Bereft of ultimate meaning, we’ve everything to learn. The Antiphon concludes with a cry for help, in the imperative voice: Come teach … Only with willingness to accept ruah can begin the conversion of heart, critical to our evolving into a new creation. Ensuing dialogue with Him prompts the daily practice of Prudence or its modern equivalent, discernment.

That’s the rub: Discernment requires consciousness to use our Pause button when adhering to ruah’s direction, often contrary to our instinctual wants or demands, but we do it anyway. The desired change does occur.

Yearning, we all do it—whether for a new bicycle, for the phone to ring, for the healing of a break-up, or for restoration to health.  Woven into this feeling is a pseudo hope, even perhaps a flight into fantasy or theft. How well I remember stealing the faux-gray suede wallet at a downtown store, related in an earlier blog.

But there’s a spiritual kind of yearning that empties the heart of the inessential, that demands reigning wayward instincts, that activates patience and discernment, and that reorients the psyche toward experiences of critical new learning.

Such leaves stretchmarks upon the psyche, hankers for the unknown that alone will satisfy, and thirsts for the unquenchable.

Old Testament texts abound with examples. Whenever yearning’s grip is too much, the waiting, too ambivalent, I turn to the psalms or the Book of Job for help: The Ancients had experienced this pull, as well, and recorded their experience.

Then you will call, and I will answer you, you will yearn for me the work of your hands, says Job to Yahweh (14:15). Such references His Unconditional love for us, and for those preparing for the physical death of their bodies, an extreme consolation. 

In these Heart-whispering blogs, I’ve given way to the many faces of yearning, only to have waited out another lull with its subtle diminishment. And more purification and spiritual growth are still to come.

This is my time to write. Opened in front of me is the blank screen of my word processor. I sit in silence, anticipating an inner movement, something to wrap words around.

That’s it—It’s about gratitude as I begin my third year of palliative care from hospice. Despite numerous blogs yearning for my transition, I’m still very much here, still filling my lessening free time with meaningful learning, with prayer for others, so much so that I’ve outgrown who I used to be. Former interests pale in insignificance.

Helping me in these endeavors are my eye sight, my mental faculties, and ability to write. More and more, I treasure my solitude in which deep listening occurs and new topics surface. There is still much I do not know. That’s a lot to say about someone, soon to be eighty-six years old.

Inspiration seems to breathe around me with each morning’s waking dreams, with the joy of my morning helpers, and the ever-changing views outside my study windows—Even the thinning leaves of my viburnum revealing more of the empty sparrow’s nest, with last summer’s single birth.

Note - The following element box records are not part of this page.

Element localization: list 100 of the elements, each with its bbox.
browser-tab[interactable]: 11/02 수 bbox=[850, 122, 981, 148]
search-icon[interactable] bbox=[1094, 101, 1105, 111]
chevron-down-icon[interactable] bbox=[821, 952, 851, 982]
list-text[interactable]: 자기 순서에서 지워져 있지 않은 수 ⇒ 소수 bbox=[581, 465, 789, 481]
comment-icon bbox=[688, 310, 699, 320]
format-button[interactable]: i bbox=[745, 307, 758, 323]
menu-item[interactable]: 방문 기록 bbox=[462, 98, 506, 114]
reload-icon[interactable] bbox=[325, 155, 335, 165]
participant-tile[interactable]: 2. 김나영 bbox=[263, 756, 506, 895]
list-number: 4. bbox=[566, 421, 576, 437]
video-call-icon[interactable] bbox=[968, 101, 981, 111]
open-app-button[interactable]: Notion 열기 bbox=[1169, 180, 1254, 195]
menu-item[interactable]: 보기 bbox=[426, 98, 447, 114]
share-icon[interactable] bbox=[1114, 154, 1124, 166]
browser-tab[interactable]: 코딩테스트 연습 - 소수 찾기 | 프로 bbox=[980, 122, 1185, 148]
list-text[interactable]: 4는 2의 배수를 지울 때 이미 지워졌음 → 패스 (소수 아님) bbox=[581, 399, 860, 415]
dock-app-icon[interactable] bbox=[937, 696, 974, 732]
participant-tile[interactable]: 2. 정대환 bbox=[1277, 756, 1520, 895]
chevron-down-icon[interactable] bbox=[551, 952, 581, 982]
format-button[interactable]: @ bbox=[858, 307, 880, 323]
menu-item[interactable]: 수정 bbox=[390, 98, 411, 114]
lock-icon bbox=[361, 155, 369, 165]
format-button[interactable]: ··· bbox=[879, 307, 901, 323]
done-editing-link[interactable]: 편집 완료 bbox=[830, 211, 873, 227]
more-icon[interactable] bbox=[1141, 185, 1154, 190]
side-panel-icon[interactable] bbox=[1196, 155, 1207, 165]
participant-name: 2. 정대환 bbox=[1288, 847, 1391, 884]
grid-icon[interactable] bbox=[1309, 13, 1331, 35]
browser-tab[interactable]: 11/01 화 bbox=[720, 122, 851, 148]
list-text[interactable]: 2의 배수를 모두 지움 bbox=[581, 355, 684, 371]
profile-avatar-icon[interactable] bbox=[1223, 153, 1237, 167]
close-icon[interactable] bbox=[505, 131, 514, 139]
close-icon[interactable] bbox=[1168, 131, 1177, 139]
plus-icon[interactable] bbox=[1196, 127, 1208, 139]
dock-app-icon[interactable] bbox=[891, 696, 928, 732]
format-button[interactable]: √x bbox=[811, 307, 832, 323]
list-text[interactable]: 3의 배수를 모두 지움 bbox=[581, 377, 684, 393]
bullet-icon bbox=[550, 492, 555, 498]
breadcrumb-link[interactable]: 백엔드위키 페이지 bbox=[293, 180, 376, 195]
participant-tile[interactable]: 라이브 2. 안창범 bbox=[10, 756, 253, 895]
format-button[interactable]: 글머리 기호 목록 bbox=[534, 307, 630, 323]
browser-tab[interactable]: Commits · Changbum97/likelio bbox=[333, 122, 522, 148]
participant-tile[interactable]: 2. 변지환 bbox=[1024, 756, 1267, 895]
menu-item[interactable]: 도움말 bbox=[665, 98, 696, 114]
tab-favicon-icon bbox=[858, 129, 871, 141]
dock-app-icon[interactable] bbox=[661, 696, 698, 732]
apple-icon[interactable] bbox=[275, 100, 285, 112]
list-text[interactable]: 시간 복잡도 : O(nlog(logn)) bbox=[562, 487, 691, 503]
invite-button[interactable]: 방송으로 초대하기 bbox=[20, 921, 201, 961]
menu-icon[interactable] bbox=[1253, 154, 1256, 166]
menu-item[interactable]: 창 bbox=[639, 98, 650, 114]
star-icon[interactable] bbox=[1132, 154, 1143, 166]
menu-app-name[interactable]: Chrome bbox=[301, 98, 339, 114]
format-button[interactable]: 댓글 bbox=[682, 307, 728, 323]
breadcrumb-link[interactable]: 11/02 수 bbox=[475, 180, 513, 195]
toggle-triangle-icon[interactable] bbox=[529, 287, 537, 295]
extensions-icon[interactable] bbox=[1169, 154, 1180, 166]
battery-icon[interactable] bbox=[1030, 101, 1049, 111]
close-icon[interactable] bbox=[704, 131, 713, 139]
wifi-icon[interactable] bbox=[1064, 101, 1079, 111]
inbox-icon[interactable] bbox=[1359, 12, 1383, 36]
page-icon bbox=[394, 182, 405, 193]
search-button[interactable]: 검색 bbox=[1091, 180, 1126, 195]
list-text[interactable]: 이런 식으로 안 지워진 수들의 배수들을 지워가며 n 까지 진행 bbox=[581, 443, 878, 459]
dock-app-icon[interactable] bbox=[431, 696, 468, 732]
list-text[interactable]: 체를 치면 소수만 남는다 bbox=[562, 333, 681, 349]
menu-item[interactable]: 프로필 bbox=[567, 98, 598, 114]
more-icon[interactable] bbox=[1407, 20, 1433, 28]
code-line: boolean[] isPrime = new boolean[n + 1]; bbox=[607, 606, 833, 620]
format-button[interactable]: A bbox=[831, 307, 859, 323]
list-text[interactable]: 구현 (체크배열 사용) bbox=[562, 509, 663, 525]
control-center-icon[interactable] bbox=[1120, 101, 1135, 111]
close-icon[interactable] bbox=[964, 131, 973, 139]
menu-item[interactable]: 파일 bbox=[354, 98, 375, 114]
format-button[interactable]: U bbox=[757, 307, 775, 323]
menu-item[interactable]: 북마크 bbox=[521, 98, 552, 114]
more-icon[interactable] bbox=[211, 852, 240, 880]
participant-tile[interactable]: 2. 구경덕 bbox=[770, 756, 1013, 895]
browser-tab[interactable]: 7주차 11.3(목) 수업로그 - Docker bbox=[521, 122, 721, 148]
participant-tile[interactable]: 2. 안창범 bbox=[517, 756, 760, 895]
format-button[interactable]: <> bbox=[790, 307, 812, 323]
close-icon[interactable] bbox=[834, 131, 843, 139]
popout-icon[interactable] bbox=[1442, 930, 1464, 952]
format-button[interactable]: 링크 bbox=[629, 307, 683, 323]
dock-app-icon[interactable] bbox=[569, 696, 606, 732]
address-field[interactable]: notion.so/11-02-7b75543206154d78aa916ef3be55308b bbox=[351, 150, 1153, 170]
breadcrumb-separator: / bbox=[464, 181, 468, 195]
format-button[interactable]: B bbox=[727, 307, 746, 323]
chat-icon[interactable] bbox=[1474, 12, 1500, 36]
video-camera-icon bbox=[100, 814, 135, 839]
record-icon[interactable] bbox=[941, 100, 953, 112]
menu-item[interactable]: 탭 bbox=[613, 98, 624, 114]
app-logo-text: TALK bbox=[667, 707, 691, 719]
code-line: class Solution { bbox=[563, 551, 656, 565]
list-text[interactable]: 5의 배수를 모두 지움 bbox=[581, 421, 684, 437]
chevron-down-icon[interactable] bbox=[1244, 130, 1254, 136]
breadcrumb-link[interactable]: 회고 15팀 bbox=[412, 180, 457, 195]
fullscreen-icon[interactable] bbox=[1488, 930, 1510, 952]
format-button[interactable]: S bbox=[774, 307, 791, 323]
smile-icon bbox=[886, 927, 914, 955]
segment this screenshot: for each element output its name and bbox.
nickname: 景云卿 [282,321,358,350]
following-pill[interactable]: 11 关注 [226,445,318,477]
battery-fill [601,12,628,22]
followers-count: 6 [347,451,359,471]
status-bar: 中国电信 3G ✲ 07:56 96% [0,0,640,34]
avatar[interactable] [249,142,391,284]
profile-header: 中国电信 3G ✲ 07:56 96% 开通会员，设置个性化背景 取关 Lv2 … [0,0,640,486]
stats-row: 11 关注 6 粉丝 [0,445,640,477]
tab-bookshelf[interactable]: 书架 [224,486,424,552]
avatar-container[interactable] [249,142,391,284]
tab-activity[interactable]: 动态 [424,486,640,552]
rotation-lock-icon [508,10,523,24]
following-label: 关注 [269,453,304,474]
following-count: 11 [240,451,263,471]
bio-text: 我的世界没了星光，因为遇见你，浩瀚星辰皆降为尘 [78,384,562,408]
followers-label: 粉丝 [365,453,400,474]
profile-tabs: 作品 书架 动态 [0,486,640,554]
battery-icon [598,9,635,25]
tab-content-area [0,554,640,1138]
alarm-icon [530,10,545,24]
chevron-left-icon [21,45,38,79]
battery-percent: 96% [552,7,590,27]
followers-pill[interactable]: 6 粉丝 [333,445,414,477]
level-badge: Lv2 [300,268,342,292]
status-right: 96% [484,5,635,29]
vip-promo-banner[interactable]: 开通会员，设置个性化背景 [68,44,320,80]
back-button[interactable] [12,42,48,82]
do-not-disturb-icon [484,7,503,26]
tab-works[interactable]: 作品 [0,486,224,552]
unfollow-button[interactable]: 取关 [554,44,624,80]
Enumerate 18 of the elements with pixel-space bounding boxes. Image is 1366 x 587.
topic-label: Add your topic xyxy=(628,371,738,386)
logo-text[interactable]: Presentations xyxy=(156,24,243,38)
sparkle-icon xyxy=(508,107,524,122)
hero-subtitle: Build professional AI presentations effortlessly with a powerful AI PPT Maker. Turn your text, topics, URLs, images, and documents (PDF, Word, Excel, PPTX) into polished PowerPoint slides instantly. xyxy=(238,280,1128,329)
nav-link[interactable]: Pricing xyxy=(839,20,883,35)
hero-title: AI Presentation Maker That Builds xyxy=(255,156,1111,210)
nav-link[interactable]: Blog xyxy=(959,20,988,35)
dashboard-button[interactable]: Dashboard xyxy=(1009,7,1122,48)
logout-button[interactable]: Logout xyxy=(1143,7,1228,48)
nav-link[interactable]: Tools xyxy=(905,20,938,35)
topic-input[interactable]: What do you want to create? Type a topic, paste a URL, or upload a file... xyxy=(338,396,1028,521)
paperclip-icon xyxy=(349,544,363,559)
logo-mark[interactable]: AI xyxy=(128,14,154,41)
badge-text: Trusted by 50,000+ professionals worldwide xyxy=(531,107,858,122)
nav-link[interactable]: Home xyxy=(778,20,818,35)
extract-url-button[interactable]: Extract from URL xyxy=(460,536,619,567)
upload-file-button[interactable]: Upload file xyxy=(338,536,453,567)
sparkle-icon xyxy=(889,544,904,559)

Not having a family of my own, I often wondered what my end time would look like; its experience, one day at a time, has enveloped me within a trackless realm, has challenged my deepening trust in God’s care, and has heightened my sensitivity to life’s nuances of setbacks and joys. My place in the human family is secure. And all this change, occurring within a split second, or so it seems.

So I’m grateful to Creator God, still fashioning the woman I’m destined to become. And grateful to my multiple helpers, including my guardian angel.